Halari molesto por su mala suerte camina desesperado por el
Minicomplejo Deportivo esperando ver un amigo a quien le guste la cocaína tanto
como a él, pero no hay nadie. Trota hasta el Centro Cívico donde hacen fiestas
patronales los vecinos y busca un rostro maltratado como el suyo para hacer
patota, pero solo hay gente de la tercera edad. Con resignación decide retornar
al Hyundai Stellar cuando ve a uno de sus alumnos tomando licor con dos
muchachos en la esquina. Angustiado decide acercarse.
—Adrián es lunes, ¿no deberías estar estudiando para tu
examen de mañana?, dice regañando al mocoso.
—Profe, es solo un roncito con mis amigos. ¿No quiere un
vasito?, responde el estudiante.
El profesor lo mira y observa a los amigos de su alumno.
—Tú eres Octavio Galarza Ruíz y tu Ramiro Suarez Yarlequé,
¿se acuerdan de mí?, pregunta el docente.
Los chicos ríen y responden: ¡Claro profesor!, ofreciéndole un
vaso con una mezcla de gaseosa cola y ron. El profesor sonríe, acepta el vaso y
apretando los dientes hasta hacerlos chirriar pregunta en voz bajita al grupo:
muchachos: “¿ustedes no se estarán coqueando no?”.

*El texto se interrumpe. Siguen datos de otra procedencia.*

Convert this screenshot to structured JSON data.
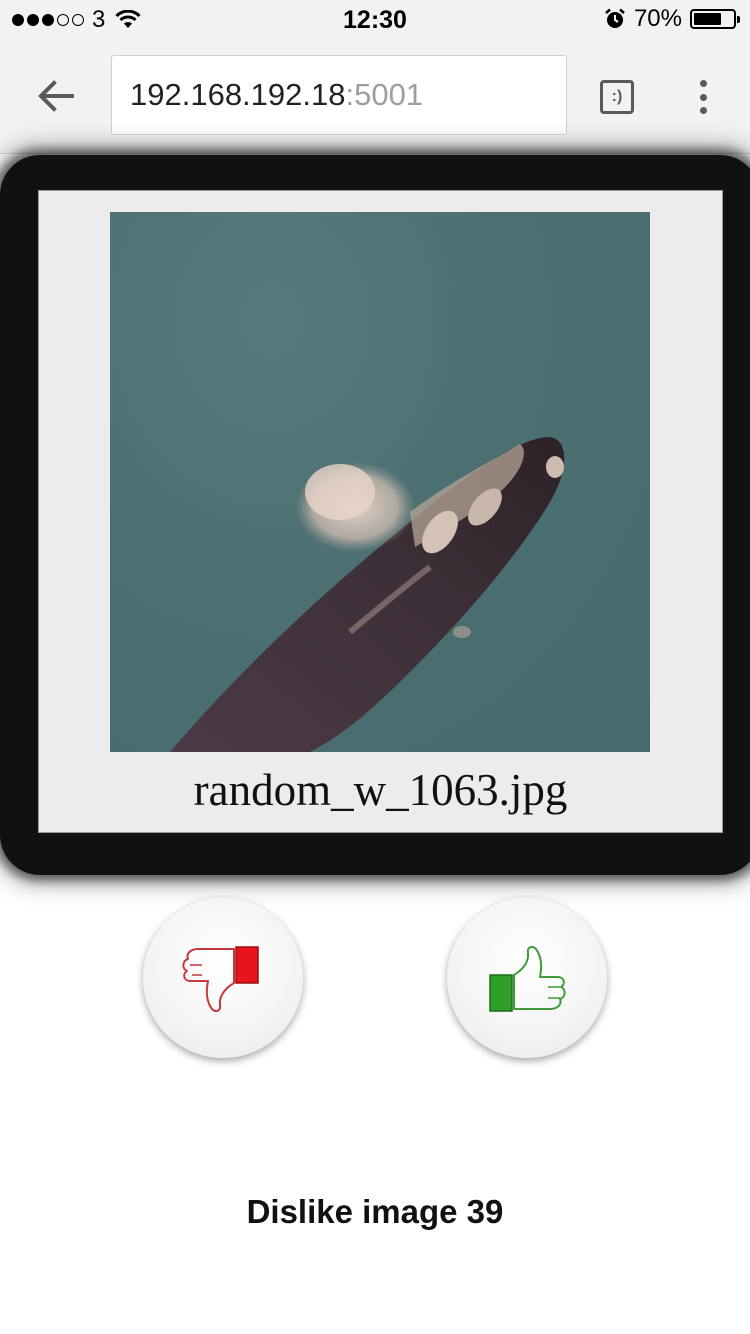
{
  "status_bar": {
    "carrier": "3",
    "time": "12:30",
    "battery": "70%",
    "battery_level": 0.7
  },
  "browser": {
    "url_host": "192.168.192.18",
    "url_port": ":5001",
    "tabs_label": ":)"
  },
  "image_card": {
    "filename": "random_w_1063.jpg"
  },
  "actions": {
    "dislike_icon": "thumbs-down-icon",
    "like_icon": "thumbs-up-icon",
    "dislike_color": "#e8141c",
    "like_color": "#2f9e2a"
  },
  "message": "Dislike image 39"
}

Los chicos se miran de reojo y uno de ellos saca del
bolsillo una cajita cuadrada que coloca en la mano del maestro discretamente. Roberto
recibe el paquete y cuando lo abre observa una roca de cocaína que brillaba en
la oscuridad. Sus ojos se transforman en As de oro y con una sonrisa de oreja a
oreja les pregunta a sus alumnos cuál es el sobrenombre que le pusieron los estudiantes
en el colegio Sor Virgen de los Ángeles.
Los alumnos sonríen y con algo de temor le responden al docente
diciéndole: “profesor malo”. Roberto pregunta ¿por qué? mientras destroza la
roca de cocaína con una llave que repleta de polvo blanco para clavársela en la
nariz aspirando de un tirón.
Ellos ven el rostro de su tutor y contestan carcajeando:
—El profesor malo, porque siempre para jalando.